Thanks already checked Ravelry 3x. Thanks for taking the time to help!!


----------



## katy

It might also be possible to go to purple kitty, they have old patterns for a small amount of money ($1.99) for an ebook.


----------



## marueska

Could you email me this pattern? [email protected]


----------



## impatient knitter

marueska said:


> Could you email me this pattern? [email protected]
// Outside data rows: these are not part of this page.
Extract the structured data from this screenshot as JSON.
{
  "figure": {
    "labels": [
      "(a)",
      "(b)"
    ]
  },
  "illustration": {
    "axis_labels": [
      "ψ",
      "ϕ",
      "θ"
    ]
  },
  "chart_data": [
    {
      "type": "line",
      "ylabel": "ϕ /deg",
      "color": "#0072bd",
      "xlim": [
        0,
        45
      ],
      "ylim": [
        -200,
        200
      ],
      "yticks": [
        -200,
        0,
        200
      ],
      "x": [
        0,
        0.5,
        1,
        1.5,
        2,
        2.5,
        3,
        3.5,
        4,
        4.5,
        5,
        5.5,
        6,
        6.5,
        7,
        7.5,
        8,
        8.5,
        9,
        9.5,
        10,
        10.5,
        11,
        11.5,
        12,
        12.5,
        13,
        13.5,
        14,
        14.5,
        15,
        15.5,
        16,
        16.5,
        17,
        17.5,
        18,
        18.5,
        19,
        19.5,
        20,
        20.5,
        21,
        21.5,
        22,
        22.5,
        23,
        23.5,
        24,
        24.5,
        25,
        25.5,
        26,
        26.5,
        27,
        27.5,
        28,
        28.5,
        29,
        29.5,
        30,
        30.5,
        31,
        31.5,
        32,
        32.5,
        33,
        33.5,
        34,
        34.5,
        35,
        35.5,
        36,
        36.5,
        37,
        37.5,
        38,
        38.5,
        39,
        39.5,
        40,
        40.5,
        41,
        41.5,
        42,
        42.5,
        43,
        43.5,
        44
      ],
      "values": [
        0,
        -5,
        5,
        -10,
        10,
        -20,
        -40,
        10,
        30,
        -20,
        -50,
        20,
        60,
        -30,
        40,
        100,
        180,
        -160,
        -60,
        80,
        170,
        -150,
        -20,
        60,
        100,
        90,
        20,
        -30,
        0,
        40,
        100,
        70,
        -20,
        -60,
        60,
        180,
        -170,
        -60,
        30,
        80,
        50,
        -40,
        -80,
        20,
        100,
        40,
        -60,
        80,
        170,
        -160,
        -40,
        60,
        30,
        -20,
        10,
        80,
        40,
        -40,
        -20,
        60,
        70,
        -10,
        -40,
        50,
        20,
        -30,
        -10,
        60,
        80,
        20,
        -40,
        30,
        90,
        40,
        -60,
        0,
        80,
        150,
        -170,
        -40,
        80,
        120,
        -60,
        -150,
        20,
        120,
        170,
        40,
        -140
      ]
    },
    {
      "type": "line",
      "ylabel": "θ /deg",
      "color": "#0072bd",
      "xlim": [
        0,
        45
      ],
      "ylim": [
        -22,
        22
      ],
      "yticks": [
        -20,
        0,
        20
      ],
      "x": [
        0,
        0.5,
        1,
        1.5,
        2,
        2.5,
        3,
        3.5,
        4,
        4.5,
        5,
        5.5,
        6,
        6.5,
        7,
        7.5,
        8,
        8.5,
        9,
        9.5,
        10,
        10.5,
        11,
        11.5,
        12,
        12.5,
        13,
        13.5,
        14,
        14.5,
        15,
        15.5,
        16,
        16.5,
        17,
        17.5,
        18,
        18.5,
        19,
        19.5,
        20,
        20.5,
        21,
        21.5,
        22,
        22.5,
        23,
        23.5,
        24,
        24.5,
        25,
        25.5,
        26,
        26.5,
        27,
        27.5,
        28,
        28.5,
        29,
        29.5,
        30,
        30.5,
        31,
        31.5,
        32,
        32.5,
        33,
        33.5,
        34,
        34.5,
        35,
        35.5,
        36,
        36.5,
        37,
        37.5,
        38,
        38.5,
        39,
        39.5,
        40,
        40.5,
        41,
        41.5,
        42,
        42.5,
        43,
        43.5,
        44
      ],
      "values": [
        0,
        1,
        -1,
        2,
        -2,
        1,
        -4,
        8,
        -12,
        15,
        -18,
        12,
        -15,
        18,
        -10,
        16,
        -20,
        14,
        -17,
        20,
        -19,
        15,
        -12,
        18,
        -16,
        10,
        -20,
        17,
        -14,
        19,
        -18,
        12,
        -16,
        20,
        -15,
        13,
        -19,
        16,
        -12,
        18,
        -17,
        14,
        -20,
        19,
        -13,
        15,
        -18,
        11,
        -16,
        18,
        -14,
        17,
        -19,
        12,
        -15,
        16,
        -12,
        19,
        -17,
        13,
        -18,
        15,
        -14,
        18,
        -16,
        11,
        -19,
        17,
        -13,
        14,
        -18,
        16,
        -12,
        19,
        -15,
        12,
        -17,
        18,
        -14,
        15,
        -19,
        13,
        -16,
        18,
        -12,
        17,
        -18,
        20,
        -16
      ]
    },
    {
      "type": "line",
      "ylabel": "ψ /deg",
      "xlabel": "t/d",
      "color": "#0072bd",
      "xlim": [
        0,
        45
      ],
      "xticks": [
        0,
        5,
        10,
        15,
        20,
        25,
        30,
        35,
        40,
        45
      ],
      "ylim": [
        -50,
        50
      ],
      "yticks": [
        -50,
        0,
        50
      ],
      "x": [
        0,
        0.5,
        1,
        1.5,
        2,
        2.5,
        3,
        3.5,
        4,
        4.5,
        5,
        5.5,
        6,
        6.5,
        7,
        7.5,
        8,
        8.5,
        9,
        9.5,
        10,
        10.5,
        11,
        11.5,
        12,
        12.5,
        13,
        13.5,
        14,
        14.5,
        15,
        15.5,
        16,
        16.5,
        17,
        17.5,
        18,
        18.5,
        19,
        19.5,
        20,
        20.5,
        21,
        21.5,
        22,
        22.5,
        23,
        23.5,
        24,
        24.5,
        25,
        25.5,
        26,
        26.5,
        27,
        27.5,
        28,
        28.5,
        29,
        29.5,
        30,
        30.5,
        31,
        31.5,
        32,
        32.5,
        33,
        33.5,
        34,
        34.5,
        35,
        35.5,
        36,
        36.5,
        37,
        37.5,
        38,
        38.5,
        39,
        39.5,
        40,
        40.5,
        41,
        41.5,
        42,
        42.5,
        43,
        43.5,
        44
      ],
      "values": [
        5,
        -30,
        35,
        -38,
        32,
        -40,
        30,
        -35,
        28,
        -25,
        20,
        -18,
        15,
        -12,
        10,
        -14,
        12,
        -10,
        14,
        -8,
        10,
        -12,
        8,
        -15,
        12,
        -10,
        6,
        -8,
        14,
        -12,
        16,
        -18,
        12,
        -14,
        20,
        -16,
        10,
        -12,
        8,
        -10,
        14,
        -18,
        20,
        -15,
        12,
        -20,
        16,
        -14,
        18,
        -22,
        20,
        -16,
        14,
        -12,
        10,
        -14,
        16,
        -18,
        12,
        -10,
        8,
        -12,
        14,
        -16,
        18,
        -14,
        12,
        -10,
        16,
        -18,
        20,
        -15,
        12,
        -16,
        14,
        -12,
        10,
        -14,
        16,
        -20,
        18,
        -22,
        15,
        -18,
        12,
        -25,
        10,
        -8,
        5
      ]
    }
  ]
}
You really shouldn't put your email address on the forum. You don't know WHO'S reading this!! If you want to contact someone, do it through a PM (personal message). It's safer.


----------



## mimisuga

I have been trying to get the pattern in the picture too to make for a great niece but I can seem to locate the free pattern are a pattern for it at all and I sure would love to make it .


----------



## knit4ES

https://www.etsy.com/listing/181190819/christening-crochet-pattern-baby-3-piece?&utm_source=google&utm_medium=cpc&utm_campaign=shopping_us_d-craft_supplies_and_tools-other&utm_custom1=f9649700-e650-4485-ae07-48f67cb88a3f&gclid=CjwKEAjwh9PGBRCfso2n3ODgvUcSJAAhpW5oHAiZkAMkF8heszYJEIpdUXtRP3T6Gn9AVrkZednkLhoCZz7w_wcB


----------



## Augustgran

found it for $1.98 Canadian about $1.50 USD

https://www.etsy.com/ca/listing/399800219/instant-pdf-download-vintage-crochet?ga_order=price_asc&ga_search_type=all&ga_view_type=gallery&ga_search_query=crochet%20christening%20gown%20pattern&ref=sr_gallery_16


----------



## mimisuga

Yes I have wanted to make that dress for some time now and know one seems to have the pattern , nor can anyone tell you where to go and find it and I don’t mind if I have to buy this pattern I will buy it if it is for sale .


----------



## knit4ES

mimisuga said:


> Yes I have wanted to make that dress for some time now and know one seems to have the pattern , nor can anyone tell you where to go and find it and I don't mind if I have to buy this pattern I will buy it if it is for sale .


Read the 2 replies immediately before yours. They both have links where you can purchase and instant download pdf of this pattern.


----------



## Altice

This site uses Paypal.
https://www.ickycat.co.uk/pdf-digital-crochet-pattern--baby-lacy-christening-dress-gown--bonnet--chest-20-14716-p.asp


----------